Beowulf: The Mobile Game

Myślę, że nie ma wielu osób, którym imię Beowulf jest obce. A jeśli takie są, to zapraszam do wypożyczalni DVD, po kolejną wersję przygód tego legendarnego bohatera ze Skandynawii, tym razem animację. Lepszą od filmu sprzed paru lat... Miał klimat, ale jednak sporo mu brakowało.


Gameloft wydał kolejną grę platformowo-zręcznościową. Nawet dwie w podobnym czasie (druga to Assassin's Creed). Przed fanem gier mobilnych (że tak powiem) staje poważne pytanie: czy warto grać w kolejnego klona Prince Of Persia? Dlaczego Gameloft nie robi klonów innej swej sztandarowej serii – Splinter Cell?? Chciałbym wiedzieć, bo szczerze mówiąc już mi się nawet nie chce grać, już tylko zostaje mi pragnienie ujrzenia najnowszego dzieła francuzów w akcji...

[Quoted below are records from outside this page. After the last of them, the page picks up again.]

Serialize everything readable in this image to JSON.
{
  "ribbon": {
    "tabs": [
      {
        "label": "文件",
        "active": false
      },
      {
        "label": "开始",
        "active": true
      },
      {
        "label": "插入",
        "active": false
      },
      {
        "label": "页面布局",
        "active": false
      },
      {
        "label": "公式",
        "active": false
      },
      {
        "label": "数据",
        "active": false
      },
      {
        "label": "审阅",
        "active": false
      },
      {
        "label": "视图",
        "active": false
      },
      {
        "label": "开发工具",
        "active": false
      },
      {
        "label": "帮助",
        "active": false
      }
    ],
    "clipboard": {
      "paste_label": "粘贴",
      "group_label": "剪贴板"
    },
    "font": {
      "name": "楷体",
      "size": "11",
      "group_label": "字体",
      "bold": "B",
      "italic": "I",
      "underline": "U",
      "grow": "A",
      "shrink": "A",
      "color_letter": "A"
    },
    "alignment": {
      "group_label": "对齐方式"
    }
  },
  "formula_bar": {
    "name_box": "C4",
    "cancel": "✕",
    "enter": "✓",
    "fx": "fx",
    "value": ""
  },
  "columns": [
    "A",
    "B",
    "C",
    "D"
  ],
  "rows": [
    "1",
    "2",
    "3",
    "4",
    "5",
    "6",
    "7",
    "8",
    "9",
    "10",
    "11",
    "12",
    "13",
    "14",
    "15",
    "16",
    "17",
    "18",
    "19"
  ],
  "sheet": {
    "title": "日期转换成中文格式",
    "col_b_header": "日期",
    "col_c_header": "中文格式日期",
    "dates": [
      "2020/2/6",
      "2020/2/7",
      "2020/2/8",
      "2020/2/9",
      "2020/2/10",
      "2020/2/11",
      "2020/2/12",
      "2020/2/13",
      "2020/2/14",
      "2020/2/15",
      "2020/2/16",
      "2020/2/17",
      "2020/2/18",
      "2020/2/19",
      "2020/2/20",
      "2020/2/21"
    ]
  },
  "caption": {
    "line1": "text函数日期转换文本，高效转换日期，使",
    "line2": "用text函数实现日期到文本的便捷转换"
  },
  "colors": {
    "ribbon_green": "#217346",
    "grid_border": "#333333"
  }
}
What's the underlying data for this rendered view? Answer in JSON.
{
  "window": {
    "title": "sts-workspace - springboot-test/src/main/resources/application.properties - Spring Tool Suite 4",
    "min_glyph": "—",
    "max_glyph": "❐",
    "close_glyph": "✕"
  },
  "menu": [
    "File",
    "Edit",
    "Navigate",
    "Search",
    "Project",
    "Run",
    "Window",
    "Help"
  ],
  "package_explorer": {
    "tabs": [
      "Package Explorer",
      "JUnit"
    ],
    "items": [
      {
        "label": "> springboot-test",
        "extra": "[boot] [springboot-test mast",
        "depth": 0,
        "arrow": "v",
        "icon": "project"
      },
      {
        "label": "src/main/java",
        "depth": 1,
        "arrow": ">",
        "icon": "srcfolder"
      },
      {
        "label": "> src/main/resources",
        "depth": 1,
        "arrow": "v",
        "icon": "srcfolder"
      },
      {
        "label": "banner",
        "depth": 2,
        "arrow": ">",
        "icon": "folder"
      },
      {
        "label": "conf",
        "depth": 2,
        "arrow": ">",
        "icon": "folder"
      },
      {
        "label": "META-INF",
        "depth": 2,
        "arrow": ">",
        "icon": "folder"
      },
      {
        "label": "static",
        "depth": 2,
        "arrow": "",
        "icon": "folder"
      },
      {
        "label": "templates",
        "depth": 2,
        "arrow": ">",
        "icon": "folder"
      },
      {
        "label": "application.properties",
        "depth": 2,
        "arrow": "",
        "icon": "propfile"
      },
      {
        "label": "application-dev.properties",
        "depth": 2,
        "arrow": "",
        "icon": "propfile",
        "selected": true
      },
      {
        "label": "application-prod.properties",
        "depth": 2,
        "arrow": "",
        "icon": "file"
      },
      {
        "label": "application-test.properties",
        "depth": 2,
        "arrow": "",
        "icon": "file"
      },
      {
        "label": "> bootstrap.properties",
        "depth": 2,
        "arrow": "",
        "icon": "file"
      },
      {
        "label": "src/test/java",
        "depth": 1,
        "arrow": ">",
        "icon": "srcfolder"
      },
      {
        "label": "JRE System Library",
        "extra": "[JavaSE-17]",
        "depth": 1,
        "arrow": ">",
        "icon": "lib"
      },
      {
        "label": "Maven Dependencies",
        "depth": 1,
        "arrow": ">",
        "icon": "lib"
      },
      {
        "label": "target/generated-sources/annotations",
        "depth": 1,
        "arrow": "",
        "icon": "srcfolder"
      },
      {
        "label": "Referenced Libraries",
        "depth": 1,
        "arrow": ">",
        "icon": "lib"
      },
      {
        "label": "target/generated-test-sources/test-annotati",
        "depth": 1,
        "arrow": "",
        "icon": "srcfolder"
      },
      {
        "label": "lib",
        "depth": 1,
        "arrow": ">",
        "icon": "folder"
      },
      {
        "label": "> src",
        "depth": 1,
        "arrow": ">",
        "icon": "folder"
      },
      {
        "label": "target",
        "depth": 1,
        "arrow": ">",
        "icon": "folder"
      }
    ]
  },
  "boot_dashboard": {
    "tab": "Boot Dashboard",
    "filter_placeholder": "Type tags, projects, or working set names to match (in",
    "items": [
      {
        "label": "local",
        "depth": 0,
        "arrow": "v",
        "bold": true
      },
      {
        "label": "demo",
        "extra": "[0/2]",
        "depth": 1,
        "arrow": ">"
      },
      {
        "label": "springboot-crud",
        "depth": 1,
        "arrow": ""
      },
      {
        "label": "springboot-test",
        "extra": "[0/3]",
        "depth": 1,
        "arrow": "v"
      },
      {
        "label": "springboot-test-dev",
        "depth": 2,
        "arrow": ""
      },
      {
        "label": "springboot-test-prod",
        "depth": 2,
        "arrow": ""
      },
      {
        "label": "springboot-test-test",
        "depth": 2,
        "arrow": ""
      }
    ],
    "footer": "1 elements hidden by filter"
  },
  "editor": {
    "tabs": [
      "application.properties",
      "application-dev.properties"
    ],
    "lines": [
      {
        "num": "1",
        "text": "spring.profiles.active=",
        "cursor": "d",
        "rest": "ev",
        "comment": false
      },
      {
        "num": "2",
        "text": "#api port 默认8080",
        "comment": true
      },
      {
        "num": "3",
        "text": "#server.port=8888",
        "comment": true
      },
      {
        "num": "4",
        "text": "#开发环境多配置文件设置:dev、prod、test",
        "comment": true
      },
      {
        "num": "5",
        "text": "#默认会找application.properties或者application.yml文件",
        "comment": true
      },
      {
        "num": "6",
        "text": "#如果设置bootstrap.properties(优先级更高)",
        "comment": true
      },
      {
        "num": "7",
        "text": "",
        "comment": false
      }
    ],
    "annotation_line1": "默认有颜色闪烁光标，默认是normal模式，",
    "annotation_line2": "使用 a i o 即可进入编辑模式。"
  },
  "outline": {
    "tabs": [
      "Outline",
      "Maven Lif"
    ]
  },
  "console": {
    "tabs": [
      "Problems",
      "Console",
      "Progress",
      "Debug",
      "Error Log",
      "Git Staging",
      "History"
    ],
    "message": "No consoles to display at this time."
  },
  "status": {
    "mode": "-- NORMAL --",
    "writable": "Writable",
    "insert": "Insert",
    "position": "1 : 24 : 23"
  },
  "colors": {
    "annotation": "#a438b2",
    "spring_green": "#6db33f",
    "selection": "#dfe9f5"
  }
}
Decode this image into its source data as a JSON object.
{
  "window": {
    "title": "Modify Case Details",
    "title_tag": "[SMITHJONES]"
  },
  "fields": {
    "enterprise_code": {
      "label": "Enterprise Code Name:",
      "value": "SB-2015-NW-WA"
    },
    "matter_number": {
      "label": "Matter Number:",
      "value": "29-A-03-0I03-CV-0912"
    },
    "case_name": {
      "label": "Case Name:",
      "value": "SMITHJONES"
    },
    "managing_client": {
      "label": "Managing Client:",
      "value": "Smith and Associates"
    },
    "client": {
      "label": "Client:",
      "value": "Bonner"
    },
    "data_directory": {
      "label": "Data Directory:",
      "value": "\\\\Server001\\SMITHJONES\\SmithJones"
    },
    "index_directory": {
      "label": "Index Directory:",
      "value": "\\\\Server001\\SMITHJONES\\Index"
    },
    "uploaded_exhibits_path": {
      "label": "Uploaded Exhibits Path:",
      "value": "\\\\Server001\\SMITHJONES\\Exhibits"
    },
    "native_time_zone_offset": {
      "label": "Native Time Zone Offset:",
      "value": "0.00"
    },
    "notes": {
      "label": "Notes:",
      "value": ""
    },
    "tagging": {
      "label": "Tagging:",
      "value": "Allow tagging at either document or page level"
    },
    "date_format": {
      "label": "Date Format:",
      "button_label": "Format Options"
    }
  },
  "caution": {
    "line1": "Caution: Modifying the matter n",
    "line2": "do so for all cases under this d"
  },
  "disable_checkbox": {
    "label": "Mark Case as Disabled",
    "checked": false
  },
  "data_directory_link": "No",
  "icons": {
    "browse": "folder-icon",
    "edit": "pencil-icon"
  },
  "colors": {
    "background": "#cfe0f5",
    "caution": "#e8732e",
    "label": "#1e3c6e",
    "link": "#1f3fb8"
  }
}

Czym zaskoczy nas Beowulf? Hm... Niczym? Żeby nie było ściemy: gra jest doskonała, jest naprawdę bliska ideałowi gry platformowej. Nie za trudna, nie za łatwa, trzy poziomy trudności dodają atrakcyjności grze (jest sens grać kolejny raz, trudniej). Jest naprawdę udana. Jednak... to wciąż ten sam silnik, co Książę Persji. Grafika jest jeszcze ładniejsza, animacje postaci i tła jeszcze bardziej dopracowane, muzyczka...ops, akurat tu jest tak sobie, muzyki podczas gry właściwej nie ma.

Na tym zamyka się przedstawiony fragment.